Sassy Me...Juicy Fruit ;-)

December 17th, 2012
4:12 pm

Single,I underdstand what you’re saying but it always makes me wonder when I hear men talk about all of the isht women tolerate when it comes to cheating,i.e. the big house, the fabu neighborhood, great children etc.

But when it comes to what a MAN will tolerate when it comes to cheating all of these crooked a$$ double standards start flying out of the wood works…guys’ EGOS are as FRAGILE as 100 year old egg…and probably just as funky cause men make terrible bi.tch.es when they’re feelings are hurt. Yeah I said it…

Single & Happy

December 17th, 2012
4:13 pm

ex is that what it’s about you, that you can get someone else and she can’t? Wow. With these sorry men around here that don’t won’t to work, a financially secure woman can find her a young hottie too (LOL)

Sassy Me...Juicy Fruit ;-)

December 17th, 2012
4:13 pm

should’ve been *their feelings*…

Exiled

December 17th, 2012
4:13 pm

Lord..now u gave abc license to preach!

DuShawn

December 17th, 2012
4:14 pm

Sassy…I would prefer if she never told me. That’s why I could never understand people who check their SO’s email and phones looking for signs of problems. Why search for pain. Would I divorce her, probably not, but I don’t think that is something I could ever get over.

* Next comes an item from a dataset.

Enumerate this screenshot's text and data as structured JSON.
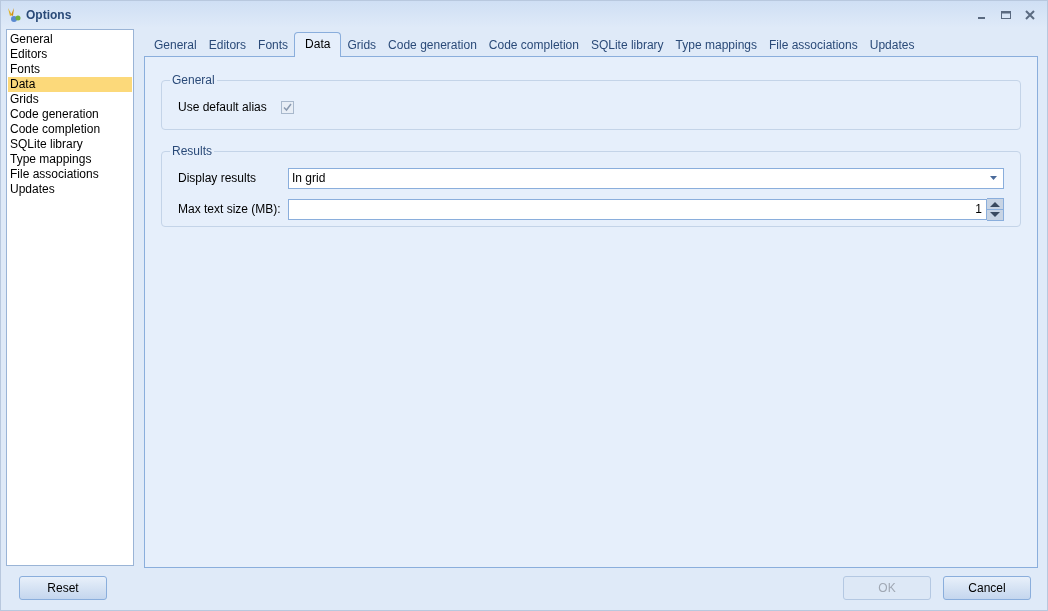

ABC- I guess my thinking was that God Fearing men also stumble and just because you cheated doesn’t mean you love your kids any less..so you can still be a good father.

abc

December 17th, 2012
4:15 pm

Amen, brother! I think we can probably agree that most all men are dogs, but recognizing that doesn’t mean it’s fine for us to howl at the moon.

Celisea

December 17th, 2012
4:15 pm

Meello – Thanks for answering. That’s probably how the majority of men would respond.

Dani

December 17th, 2012
4:16 pm

Single- He wasn’t unhappy eating my home cooked meals, me packing his lunch for work, me waking up in the middle of the night every night with kids and still get up for work at 5 am, having sex 3-4 times a week. So maybe I missed the conversation about yeah I’m unhappy about to cheat on you BS.

Exiled

December 17th, 2012
4:16 pm

Enter your comments here

Exiled

December 17th, 2012
4:17 pm

I think we can probably agree that most all men are dogs,

Single & Happy

December 17th, 2012
4:17 pm

Sassy, you know how we are, when a woman cheats all of a sudden she becomes used goods.

abc

December 17th, 2012
4:18 pm

In a way, DuShawn, I can see that. But to me, it’s the same as it is for children of illegal immigrants: a parent’s responsibility includes keeping their children from harmful situations, if they can. Now, an Hispanic kid is here because of their parents. It’s tough to put them back across the border when it’s like a foreign land to them, but that’s on their parents, not the government. Would a caring and loving father put his own children’s home and lifestyle at risk for some strange? ‘Course, in the excitement of the moment, thoughts like that don’t cross a cheater’s mind. But they should.